Der Vierteiler funktioniert dabei nicht wie ein naturalistisches oder dokumentarisches True-Crime-Drama, sondern wie ein ungeheuer liebevoll inszenierter Traum, der immer wieder bricht. Der junge Londoner Will Sharpe, der gerade mit Benedict Cumberbatch «The Electrical Life of Louis Wain» gedreht hat, führt Regie und operiert gekonnt mit realitätsverzerrenden Mitteln wie Fischaugenobjektiv, Kulissen, die demontiert werden oder Regieansagen. Die Filmvernarrtheit des Paares ist natürlich eine Fundgrube für Reenactments, Überblendungen und imaginäre Fluchten.

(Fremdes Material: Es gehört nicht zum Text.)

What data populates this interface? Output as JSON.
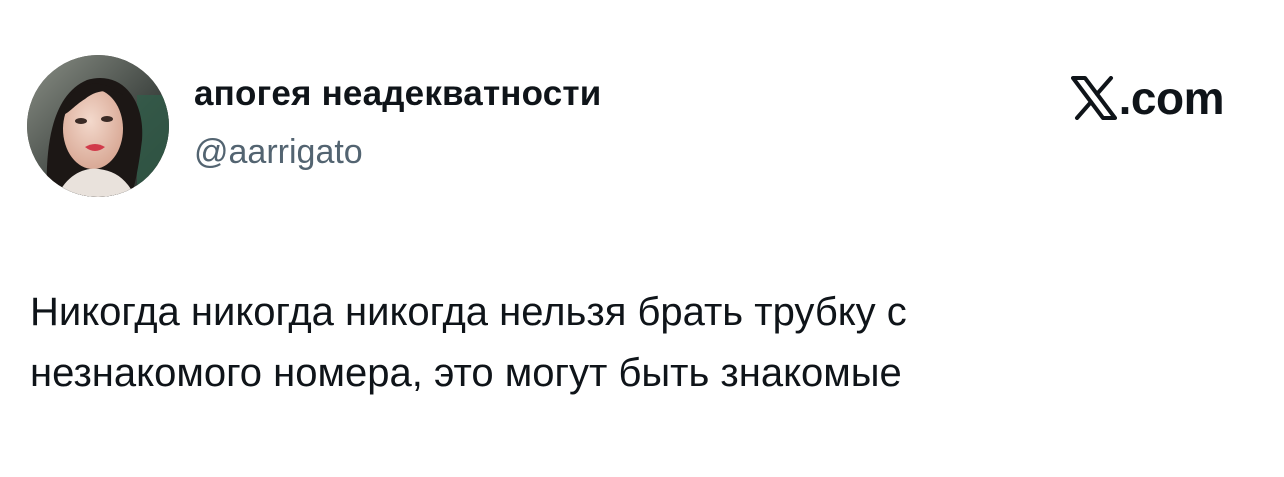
{
  "author": {
    "display_name": "апогея неадекватности",
    "handle": "@aarrigato",
    "avatar_icon": "profile-photo"
  },
  "brand": {
    "logo_icon": "x-logo-icon",
    "domain": ".com"
  },
  "tweet": {
    "lines": [
      "Никогда никогда никогда нельзя брать трубку с",
      "незнакомого номера, это могут быть знакомые"
    ]
  },
  "colors": {
    "text_primary": "#0f1419",
    "text_secondary": "#536471",
    "background": "#ffffff"
  }
}
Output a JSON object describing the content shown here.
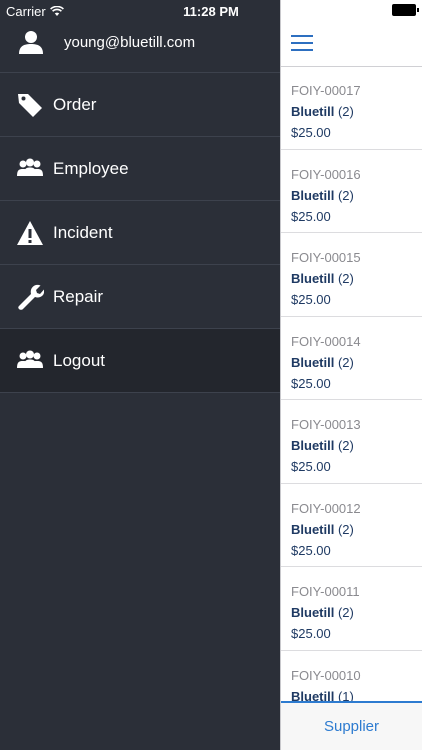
{
  "status_bar": {
    "carrier": "Carrier",
    "time": "11:28 PM"
  },
  "menu": {
    "user_email": "young@bluetill.com",
    "items": [
      {
        "label": "Order",
        "icon": "tag-icon"
      },
      {
        "label": "Employee",
        "icon": "group-icon"
      },
      {
        "label": "Incident",
        "icon": "warning-icon"
      },
      {
        "label": "Repair",
        "icon": "wrench-icon"
      },
      {
        "label": "Logout",
        "icon": "group-icon"
      }
    ]
  },
  "orders": [
    {
      "code": "FOIY-00017",
      "supplier": "Bluetill",
      "count": "(2)",
      "price": "$25.00"
    },
    {
      "code": "FOIY-00016",
      "supplier": "Bluetill",
      "count": "(2)",
      "price": "$25.00"
    },
    {
      "code": "FOIY-00015",
      "supplier": "Bluetill",
      "count": "(2)",
      "price": "$25.00"
    },
    {
      "code": "FOIY-00014",
      "supplier": "Bluetill",
      "count": "(2)",
      "price": "$25.00"
    },
    {
      "code": "FOIY-00013",
      "supplier": "Bluetill",
      "count": "(2)",
      "price": "$25.00"
    },
    {
      "code": "FOIY-00012",
      "supplier": "Bluetill",
      "count": "(2)",
      "price": "$25.00"
    },
    {
      "code": "FOIY-00011",
      "supplier": "Bluetill",
      "count": "(2)",
      "price": "$25.00"
    },
    {
      "code": "FOIY-00010",
      "supplier": "Bluetill",
      "count": "(1)",
      "price": ""
    }
  ],
  "tabbar": {
    "label": "Supplier"
  },
  "colors": {
    "menu_bg": "#2b2f38",
    "accent": "#2d7bd0",
    "order_text": "#1f3a63"
  }
}
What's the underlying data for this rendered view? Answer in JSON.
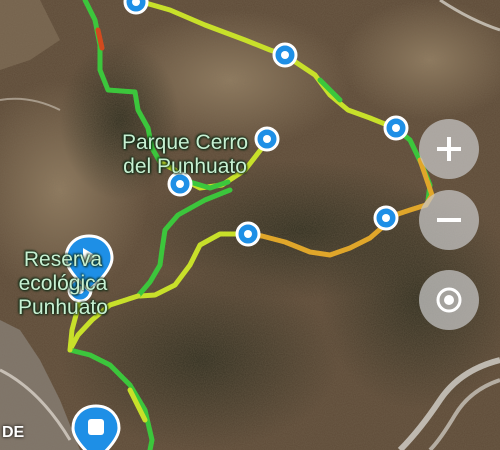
{
  "map": {
    "labels": {
      "park_line1": "Parque Cerro",
      "park_line2": "del Punhuato",
      "reserve_line1": "Reserva",
      "reserve_line2": "ecológica",
      "reserve_line3": "Punhuato",
      "edge_text": "DE"
    },
    "route": {
      "speed_colors": [
        "#3cc63c",
        "#c8e02a",
        "#e0a62a",
        "#d24a1e"
      ]
    },
    "waypoint_count": 10,
    "controls": {
      "zoom_in_icon": "plus-icon",
      "zoom_out_icon": "minus-icon",
      "locate_icon": "location-target-icon"
    },
    "markers": {
      "start_icon": "play-icon",
      "end_icon": "stop-icon",
      "pin_color": "#1e8fe6"
    }
  }
}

Die Heimkehr stellten sie sich anders vor: Das Ehepaar Edwards ist wieder in London, und was sie da sehen, ist ...
Die Heimkehr stellten sie sich anders vor: Das Ehepaar Edwards ist wieder in London, und was sie da sehen, ist ...Bild: HBO/Sky

Das macht Spass, ist verblüffend und bezaubernd – und doch steht felsenfest, dass da zwei Menschen zwei andere getötet und viele weitere jahrelang betrogen haben. Bei aller Liebe – und man liebt die zugleich weiche, gutmütige, aber auch absolut störrische Olivia Colman als Susan und den nur noch gerade von einem halb durchgescheuerten Heftpflaster aus äusserster Verzweiflung zusammengehaltenen David Thewlis als Chris sehr – ist da auch enorm viel Abgrund.

Der fragile Chris beschreibt seine Susan immerzu als «zerbrechlich» und meint damit auch ihre geistige Zurechnungsfähigkeit. Misstrauen ist bei aller scheinbaren Leichtigkeit und Schrulligkeit des Plots ein wichtiger, subtil eingesetzter Baustoff von «Landscapers». Alle misstrauen einander, und jede Fiktion, sei sie ein Film, ein Brief oder eine Erzählung, ist am Ende nichts als eine schöne Lüge.

HBO und Sky haben «Landscapers» in einer Koproduktion realisiert und jetzt in Grossbritannien und Amerika ausgestrahlt. Wer sich nicht scheut, die Miniserie aus dem Netz zu «fischen», findet sie leicht. Wer lieber zuwartet, wird bei uns am 2. Januar auf Sky glücklich.